DUNK!

「御山くん、これ、千華の彼氏が私にくれるって言うから、はい」

「え、借りて良いの?」

「ううん、あげる。…本当は読みたかった訳じゃなくて…」

言わなきゃ、言うのは今だ。千華もきっと気を使って、背中を押してくれてる。言わなきゃ、私の気持ち。

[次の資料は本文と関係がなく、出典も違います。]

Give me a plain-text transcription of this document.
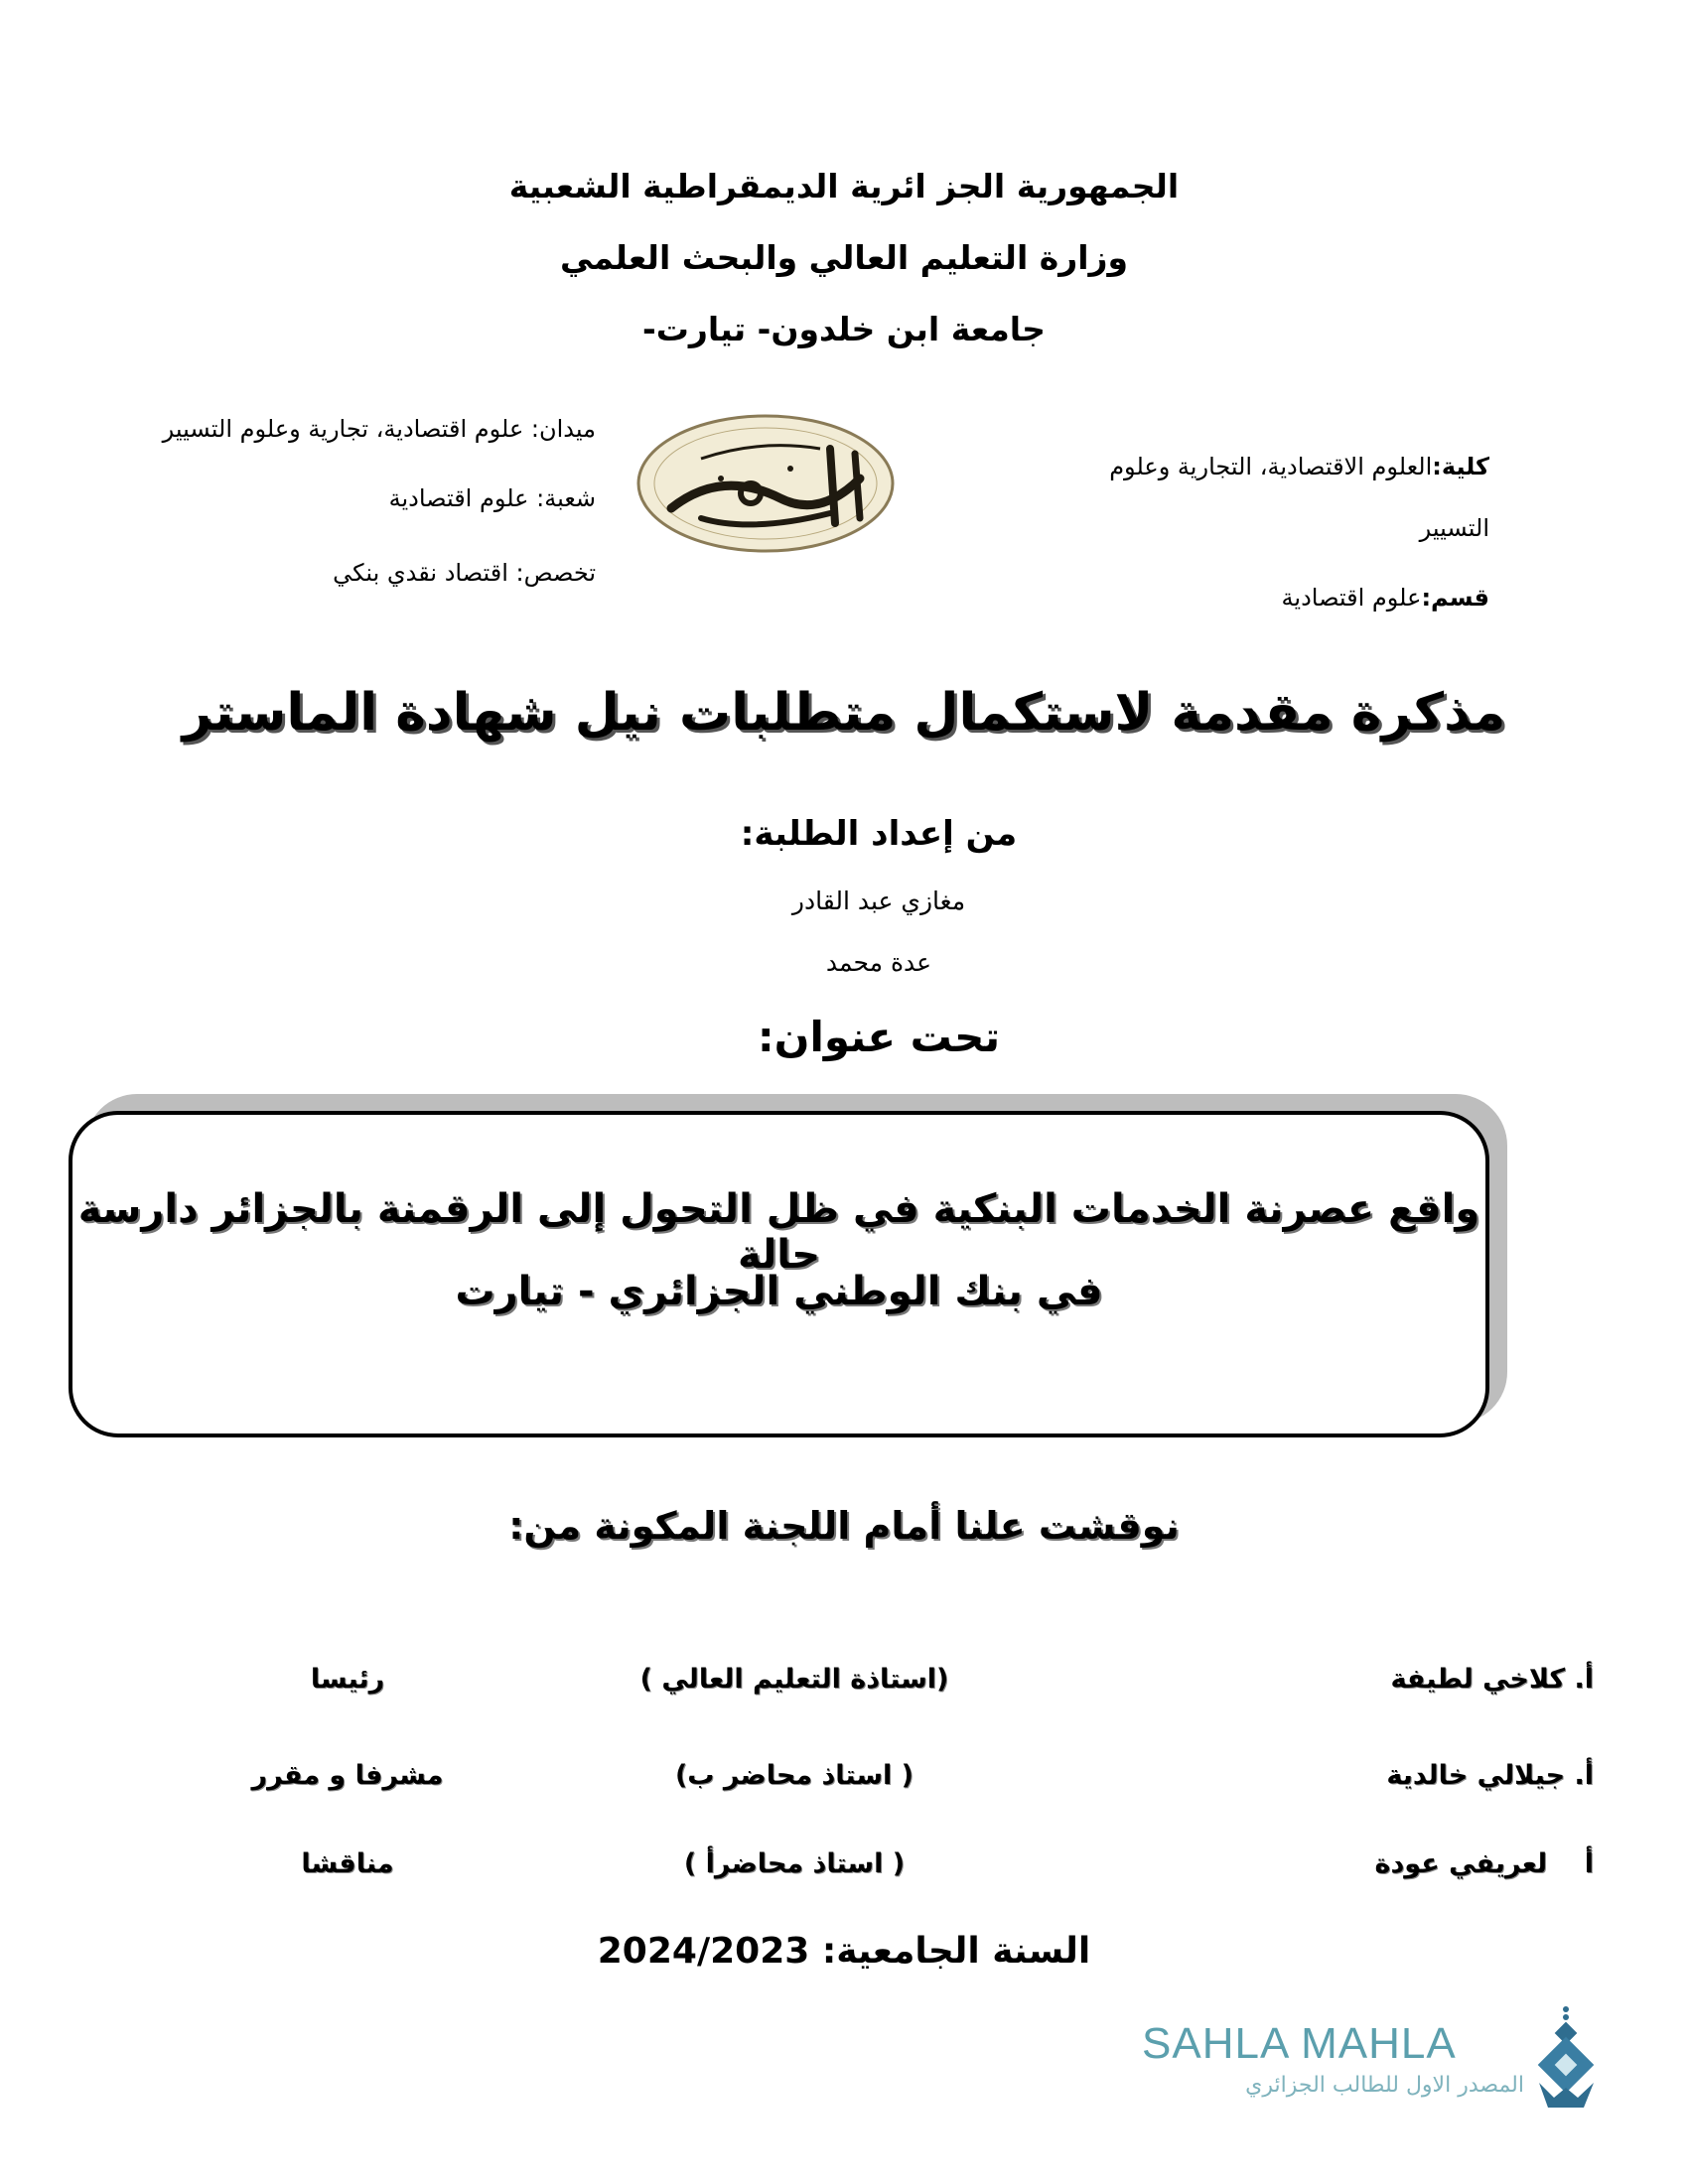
الجمهورية الجز ائرية الديمقراطية الشعبية
وزارة التعليم العالي والبحث العلمي
جامعة ابن خلدون- تيارت-
كلية:العلوم الاقتصادية، التجارية وعلوم
التسيير
قسم:علوم اقتصادية
ميدان: علوم اقتصادية، تجارية وعلوم التسيير
شعبة: علوم اقتصادية
تخصص: اقتصاد نقدي بنكي
مذكرة مقدمة لاستكمال متطلبات نيل شهادة الماستر
من إعداد الطلبة:
مغازي عبد القادر
عدة محمد
تحت عنوان:
واقع عصرنة الخدمات البنكية في ظل التحول إلى الرقمنة بالجزائر دارسة حالة
في بنك الوطني الجزائري - تيارت
نوقشت علنا أمام اللجنة المكونة من:
أ. كلاخي لطيفة
(استاذة التعليم العالي )
رئيسا
أ. جيلالي خالدية
( استاذ محاضر ب)
مشرفا و مقرر
أ    لعريفي عودة
( استاذ محاضرأ )
مناقشا
السنة الجامعية: 2024/2023
SAHLA MAHLA
المصدر الاول للطالب الجزائري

「…ただ、御山くんがバスケしてるから、御山くんがっ、…す、んっ」

ドンッ、と下駄箱に背中が当たる。暗くなった視界に目一杯写っているのは私の好きなイケメンくんで。柔らかい感触が触れ、離れていった。

「好きだ。小谷さんが、すきだ」

――!?

もう言葉は出てこないし、口はパクパクしてるし、真っ赤な顔で今私きっと金魚だ。
じゃなくてっ

「…う、そ」

「ホント。…最初は他の女子と違ってキャーキャー言ってこないのに、練習試合とか見に来てて気になって」

瞬きさえ忘れ、彼の顔を見つめる。

「放課後の自主練の時に、渡り廊下で見かけて、そん時の笑顔が忘れられなかった」

少し照れ臭そうな顔。初めて見る表情。

「それ…きっと、御山くんを見てたからだよ」

バレてたのは恥ずかしいけど、じわじわ嬉しさが込み上げてきた。

「俺と付き合ってくださいっ!」

「はいっ」

前日のように二つ返事で答えた。断る理由なんて微塵もない!

ギュッと抱き締められて、すっぽり包まれて、涙が溢れてきた。
体育館と渡り廊下の距離のように、それ以上近づけないと思っていたのに。今、その距離が0になるなんて!
私と彼の間に挟まれて苦しそうな本には悪いけど、もう少し、このままで…。

「ダンク決まった時みたいに最高の気分だ!」

その言葉に、泣き笑いした。




その後、直斗さんの車の中で根掘り葉堀り聞かれたのは言うまでもない。